Regarding the fatty acid composition, the ARA content in the liver, gonad, and eggs increased with the ARA content in the broodstock diet. The eggs from high ARA content diet fed broodstock showed higher ARA content than those from the low ARA content diet group, which illustrated the nutrients that broodstock consumed did modify the nutritional composition of the broodfish and subsequently transfer to eggs. Similar results had also been found in blue gourami (T. trichopterus; Pallas, 1770) [13], and in yellow catfish (Pelteobagrus fulvidraco) [17]. Besides, in accordance with the research on blue gourami [13] and Guinean fingerfish [35], higher DHA content was found in the egg fed with a high ARA content diet in comparison with the egg from a low ARA content diet. This could be related to the preferentially transferred across the placenta of both DHA and ARA compared to other long-chain fatty acids [37]. As key components of cell membrane structure, ARA and DHA play a crucial role in the development of animals, particularly in neuron generation, growth, and immune system [38]. For instance, ARA supplements in diet increased the growth performance of different fish species, such as half-smooth tongue sole (Cynoglossus semilaevis) [39] and gilthead seabream (Sparus aurata) [40]. Thus, offspring from diet fed with ARA supplement diet might have a higher growth potential than those from broodstock fed diet without ARA supplement.

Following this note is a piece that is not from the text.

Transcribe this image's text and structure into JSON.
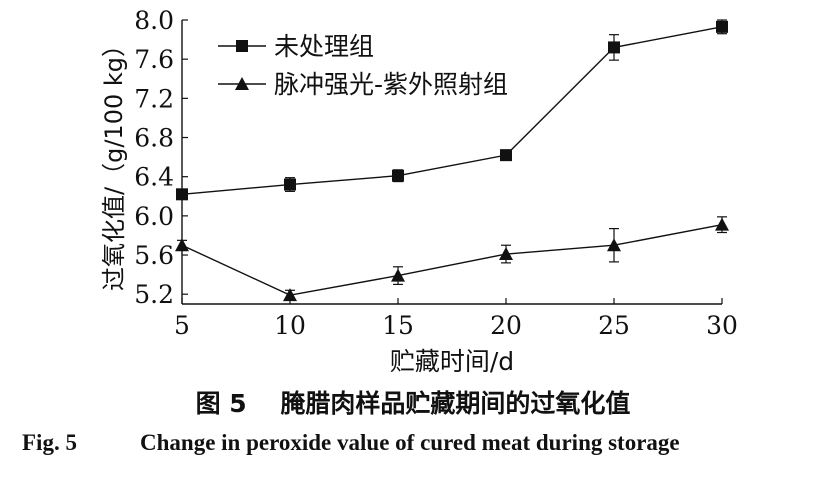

In conclusion, the dietary supplement of ARA did not affect the spawning performance and offspring viability of largemouth bass broodstock in this study. 0.9% ARA in TFA content in broodstock diet could be sufficient for the reproduction of largemouth bass. Considering the higher content of ARA, DHA level, and the diameter of the egg, 3.6% ARA of TFA can be added to the diet of largemouth bass broodstock for the potential growth performance of their offspring. In future research, the effect of dietary ARA for broodstock on the immune system and on the development and growth performance need to be conducted needs to be investigated to give a broader view on the effect of ARA on reproduction.
Conflicts of Interest
The authors declare no conflicts of interest.
Funding
This study “Effect of dietary arachidonic acid on the broodstock productive performance and egg quality of largemouth bass (Micropterus nigricans)” (3091729) was funded by 2020 Industrial Talent Policy Project Innovation Leading Team of Panyu District under grant number 2021-R01-4.
Open Research
Data Availability Statement
Data sharing is not applicable to this article as no datasets were generated or analyzed during this study.